You can believe whatever you want about Smith and his abilities as a prosecutor. I personally find it difficult to believe that the Special Prosecutor brought in to represent the US against a former president in an unprecedented case that will likely have repercussions for both Trump, Biden, and all future Presidents merely pulled an "oopsie" and forgot to disclose evidence he had for months. I find it more likely that he realized that it would be obvious he had some other evidence he didn't disclose when he outlined his strategy for this trial and he decided he'd have to bite the bullet and disclose the evidence before trial in hopes of not getting a mistrial or worse.
To believe this was just an "oopsie" (which is possible, he's human, his team can make mistakes) doesn't bode well for the trial either. You definitely want the best you can find to prosecute this thing....not a guy making such obvious mistakes pre-trial. You want a strong case, not one where the process gets so botched it falls apart immediately upon appeal.
It does not fit a Brady violation.
It would be a Brady violation if they failed to correct the error by the time the trial occurs..
I gave you an example of a pretrial Brady violation. I don't know what more you want to show that pretrial Brady violations occur and can result in a dismissal or worse for the prosecution. In the case I gave you...the evidence was discovered a full 3 weeks prior to the case being dismissed and while that may not seem like a lot of time because the charges were 5 years old....the main reason for the delay was a backlog created by the coronavirus. The evidence? The alleged victim had made false allegations in the past. It's not something that proves the defendent is innocent, it's just something potentially helpful to the defense.
Is it the sort of evidence that the defense couldn't process or prepare for in 3 weeks? No. It's pretty simple to look at the past case of false allegations and prepare a line of questions that suggests these current allegations are false as well....especially since they came during that whole "MeToo believe women because false allegations are too rare to worry about" years.

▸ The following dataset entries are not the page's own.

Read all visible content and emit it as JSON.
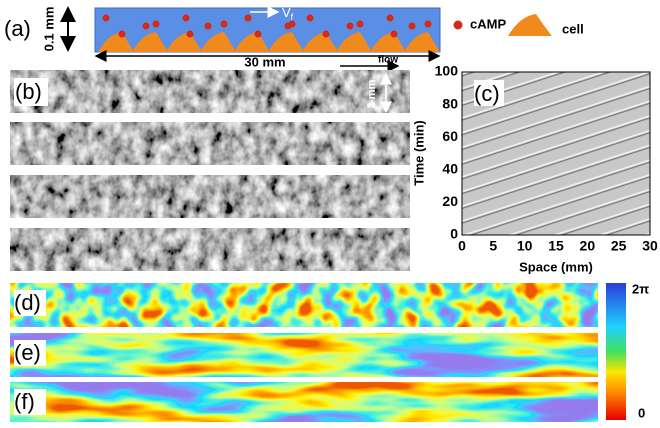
{
  "panel_a": {
    "label": "(a)",
    "velocity_label": "V",
    "velocity_subscript": "f",
    "height_label": "0.1 mm",
    "length_label": "30 mm",
    "flow_label": "flow",
    "legend": [
      "cAMP",
      "cell"
    ]
  },
  "panel_b": {
    "label": "(b)",
    "scale_label": "2 mm"
  },
  "panel_c": {
    "label": "(c)",
    "x_label": "Space (mm)",
    "y_label": "Time (min)",
    "x_ticks": [
      0,
      5,
      10,
      15,
      20,
      25,
      30
    ],
    "y_ticks": [
      0,
      20,
      40,
      60,
      80,
      100
    ]
  },
  "phase_panels": {
    "labels": [
      "(d)",
      "(e)",
      "(f)"
    ],
    "colorbar_max": "2π",
    "colorbar_min": "0"
  }
}
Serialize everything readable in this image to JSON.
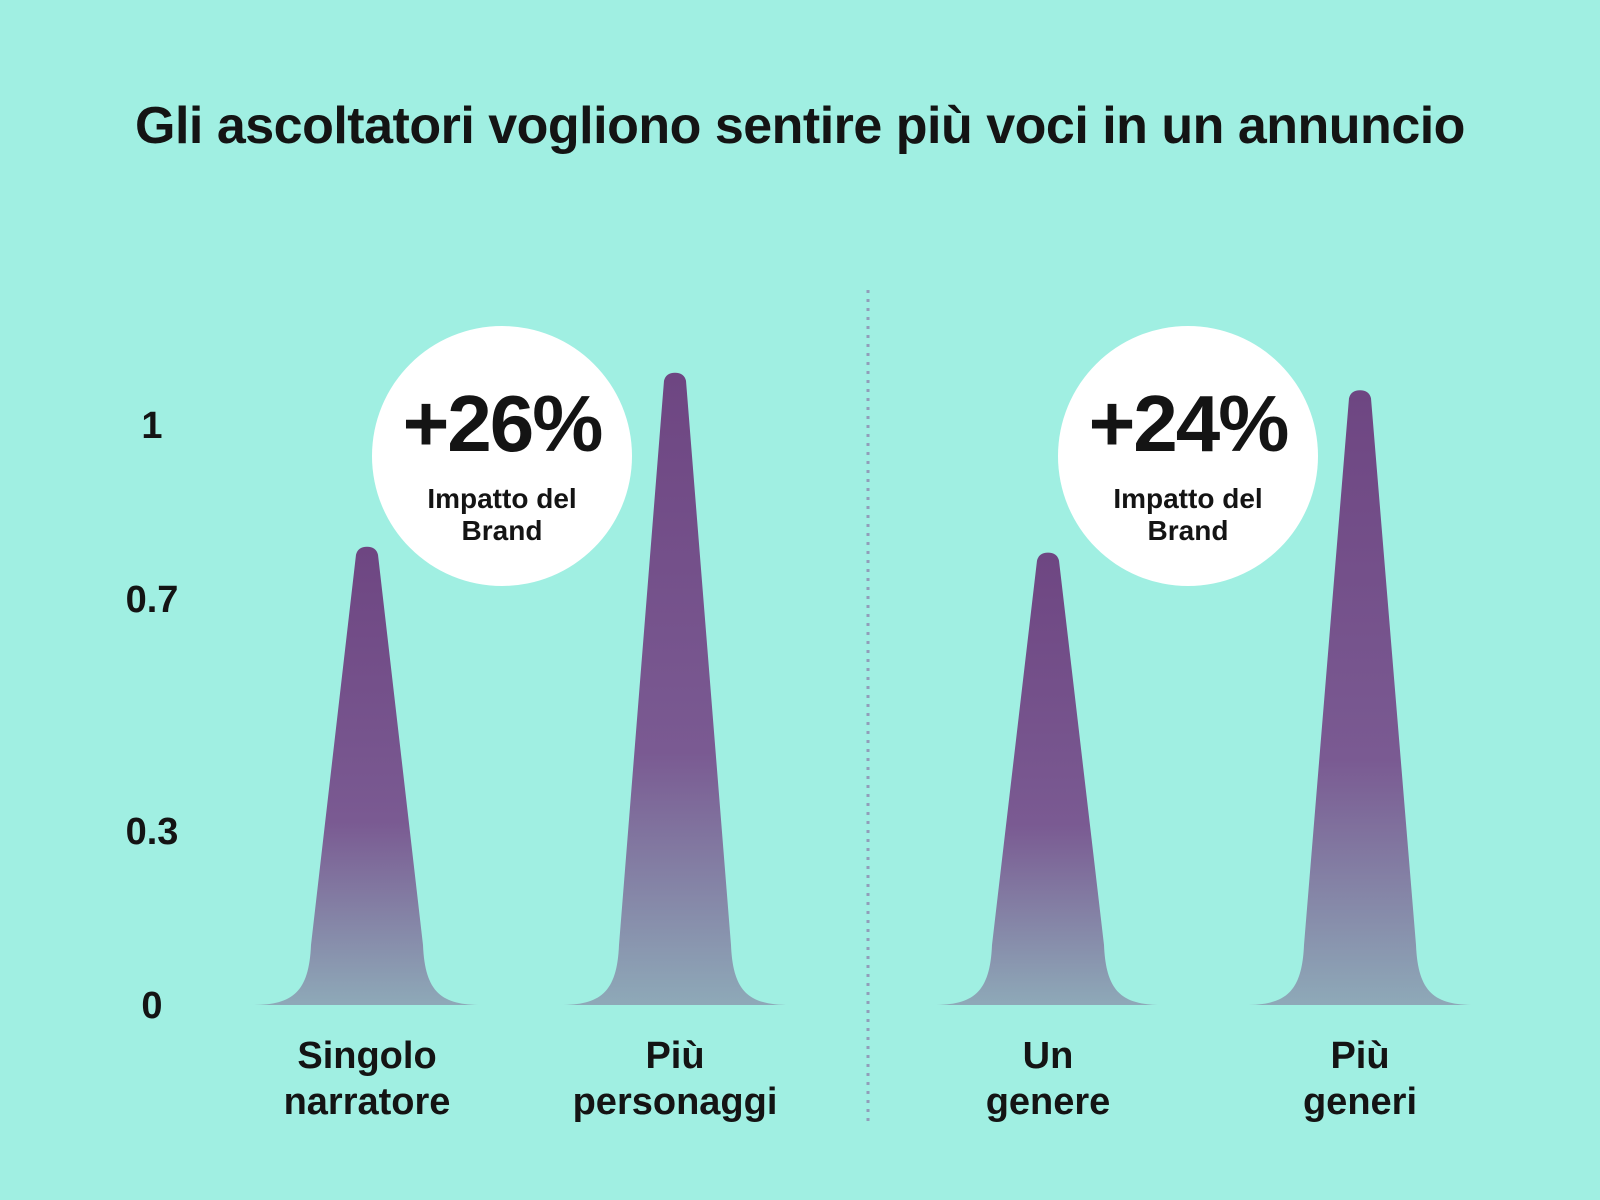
{
  "chart_data": {
    "type": "bar",
    "title": "Gli ascoltatori vogliono sentire più voci in un annuncio",
    "xlabel": "",
    "ylabel": "",
    "ylim": [
      0,
      1.1
    ],
    "yticks": [
      "1",
      "0.7",
      "0.3",
      "0"
    ],
    "grid": true,
    "categories": [
      "Singolo narratore",
      "Più personaggi",
      "Un genere",
      "Più generi"
    ],
    "category_lines": [
      [
        "Singolo",
        "narratore"
      ],
      [
        "Più",
        "personaggi"
      ],
      [
        "Un",
        "genere"
      ],
      [
        "Più",
        "generi"
      ]
    ],
    "values": [
      0.79,
      1.09,
      0.78,
      1.06
    ],
    "annotations": [
      {
        "value": "+26%",
        "label_lines": [
          "Impatto del",
          "Brand"
        ],
        "between": [
          0,
          1
        ]
      },
      {
        "value": "+24%",
        "label_lines": [
          "Impatto del",
          "Brand"
        ],
        "between": [
          2,
          3
        ]
      }
    ],
    "colors": {
      "background": "#a0efe2",
      "bar_top": "#6e4682",
      "bar_bottom": "#8a9db0",
      "grid": "#8f6ea3",
      "badge": "#ffffff",
      "text": "#141414"
    }
  }
}
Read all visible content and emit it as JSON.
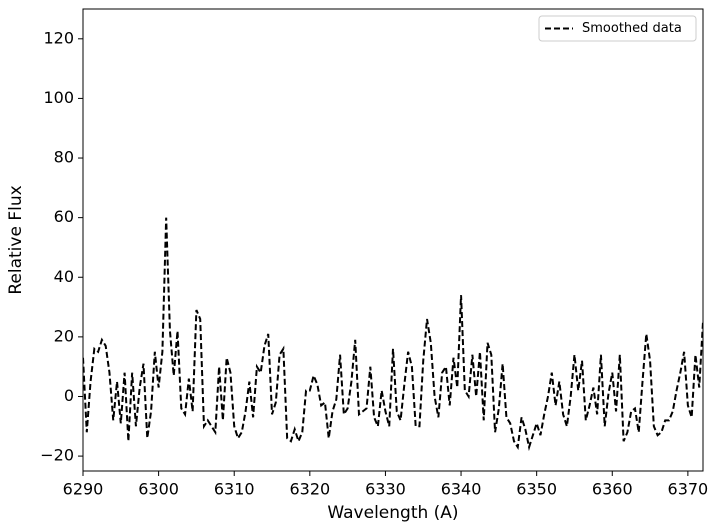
{
  "chart_data": {
    "type": "line",
    "xlabel": "Wavelength (A)",
    "ylabel": "Relative Flux",
    "xlim": [
      6290,
      6372
    ],
    "ylim": [
      -25,
      130
    ],
    "xticks": [
      6290,
      6300,
      6310,
      6320,
      6330,
      6340,
      6350,
      6360,
      6370
    ],
    "yticks": [
      {
        "value": -20,
        "label": "−20"
      },
      0,
      20,
      40,
      60,
      80,
      100,
      120
    ],
    "legend": "upper right",
    "x": [
      6290,
      6290.5,
      6291,
      6291.5,
      6292,
      6292.5,
      6293,
      6293.5,
      6294,
      6294.5,
      6295,
      6295.5,
      6296,
      6296.5,
      6297,
      6297.5,
      6298,
      6298.5,
      6299,
      6299.5,
      6300,
      6300.5,
      6301,
      6301.5,
      6302,
      6302.5,
      6303,
      6303.5,
      6304,
      6304.5,
      6305,
      6305.5,
      6306,
      6306.5,
      6307,
      6307.5,
      6308,
      6308.5,
      6309,
      6309.5,
      6310,
      6310.5,
      6311,
      6311.5,
      6312,
      6312.5,
      6313,
      6313.5,
      6314,
      6314.5,
      6315,
      6315.5,
      6316,
      6316.5,
      6317,
      6317.5,
      6318,
      6318.5,
      6319,
      6319.5,
      6320,
      6320.5,
      6321,
      6321.5,
      6322,
      6322.5,
      6323,
      6323.5,
      6324,
      6324.5,
      6325,
      6325.5,
      6326,
      6326.5,
      6327,
      6327.5,
      6328,
      6328.5,
      6329,
      6329.5,
      6330,
      6330.5,
      6331,
      6331.5,
      6332,
      6332.5,
      6333,
      6333.5,
      6334,
      6334.5,
      6335,
      6335.5,
      6336,
      6336.5,
      6337,
      6337.5,
      6338,
      6338.5,
      6339,
      6339.5,
      6340,
      6340.5,
      6341,
      6341.5,
      6342,
      6342.5,
      6343,
      6343.5,
      6344,
      6344.5,
      6345,
      6345.5,
      6346,
      6346.5,
      6347,
      6347.5,
      6348,
      6348.5,
      6349,
      6349.5,
      6350,
      6350.5,
      6351,
      6351.5,
      6352,
      6352.5,
      6353,
      6353.5,
      6354,
      6354.5,
      6355,
      6355.5,
      6356,
      6356.5,
      6357,
      6357.5,
      6358,
      6358.5,
      6359,
      6359.5,
      6360,
      6360.5,
      6361,
      6361.5,
      6362,
      6362.5,
      6363,
      6363.5,
      6364,
      6364.5,
      6365,
      6365.5,
      6366,
      6366.5,
      6367,
      6367.5,
      6368,
      6368.5,
      6369,
      6369.5,
      6370,
      6370.5,
      6371,
      6371.5,
      6372
    ],
    "series": [
      {
        "name": "Smoothed data",
        "color": "#000000",
        "dash": true,
        "values": [
          13,
          -12,
          5,
          16,
          15,
          19,
          17,
          8,
          -8,
          5,
          -9,
          8,
          -15,
          8,
          -10,
          3,
          11,
          -14,
          -5,
          15,
          3,
          15,
          60,
          22,
          7,
          22,
          -4,
          -6,
          6,
          -5,
          29,
          26,
          -10,
          -8,
          -10,
          -12,
          10,
          -8,
          13,
          8,
          -10,
          -14,
          -12,
          -5,
          5,
          -7,
          10,
          8,
          17,
          21,
          -6,
          -2,
          14,
          16,
          -14,
          -15,
          -11,
          -15,
          -12,
          2,
          2,
          7,
          4,
          -3,
          -2,
          -14,
          -5,
          -1,
          14,
          -6,
          -4,
          5,
          19,
          -6,
          -5,
          -4,
          10,
          -7,
          -10,
          2,
          -5,
          -10,
          16,
          -5,
          -8,
          4,
          15,
          10,
          -10,
          -10,
          12,
          26,
          18,
          0,
          -7,
          8,
          10,
          -3,
          13,
          3,
          34,
          2,
          0,
          14,
          0,
          15,
          -8,
          18,
          14,
          -12,
          -4,
          11,
          -7,
          -9,
          -15,
          -17,
          -7,
          -11,
          -17,
          -13,
          -9,
          -13,
          -6,
          0,
          8,
          -3,
          5,
          -6,
          -10,
          0,
          14,
          2,
          12,
          -8,
          -3,
          3,
          -6,
          14,
          -10,
          1,
          8,
          -5,
          14,
          -15,
          -12,
          -5,
          -4,
          -12,
          5,
          21,
          12,
          -10,
          -13,
          -12,
          -8,
          -8,
          -5,
          2,
          8,
          15,
          -3,
          -7,
          14,
          3,
          25
        ]
      }
    ]
  }
}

Now, whether or not this evidence is the sort of evidence that would be in favor of the defense's innocence doesn't seem to be determined by either article (yours or the OP's) but the fact remains that the prosecution withheld evidence because they previously stated they had turned over all available evidence. Had they not done that....they still would have been in the discovery phase. They had stated in court that all evidence had been turned over though, ending the discovery phase. They'll be rather lucky if it's something minor and the defense simply gets an extension because the special prosecutor is demonstrating how he puts the "special" in "special prosecutor".
Trump was not obligated to give his own lawyers the survellance footage? Yeah, he can deceive his own lawyers but that is unwise.
No...legally speaking he isn't obligated. The prosecution has to turn over evidence....all of it.
And the prosecution did sent it over to the defense once they saw it had not been processed and provided to them.
Right....how did they discover that? Someone noticed a lone DVD marked "evidence for Trump case" in the "discovery evidence" box in Smith's office that should have been mailed out?
Or is this going to be the very familiar "oops my secretary got it mixed up when she was sorting through all the evidence we were supposed to send to the defense" excuse that Biden likes to use to explain his piles of documents strewn about his residence and university offices?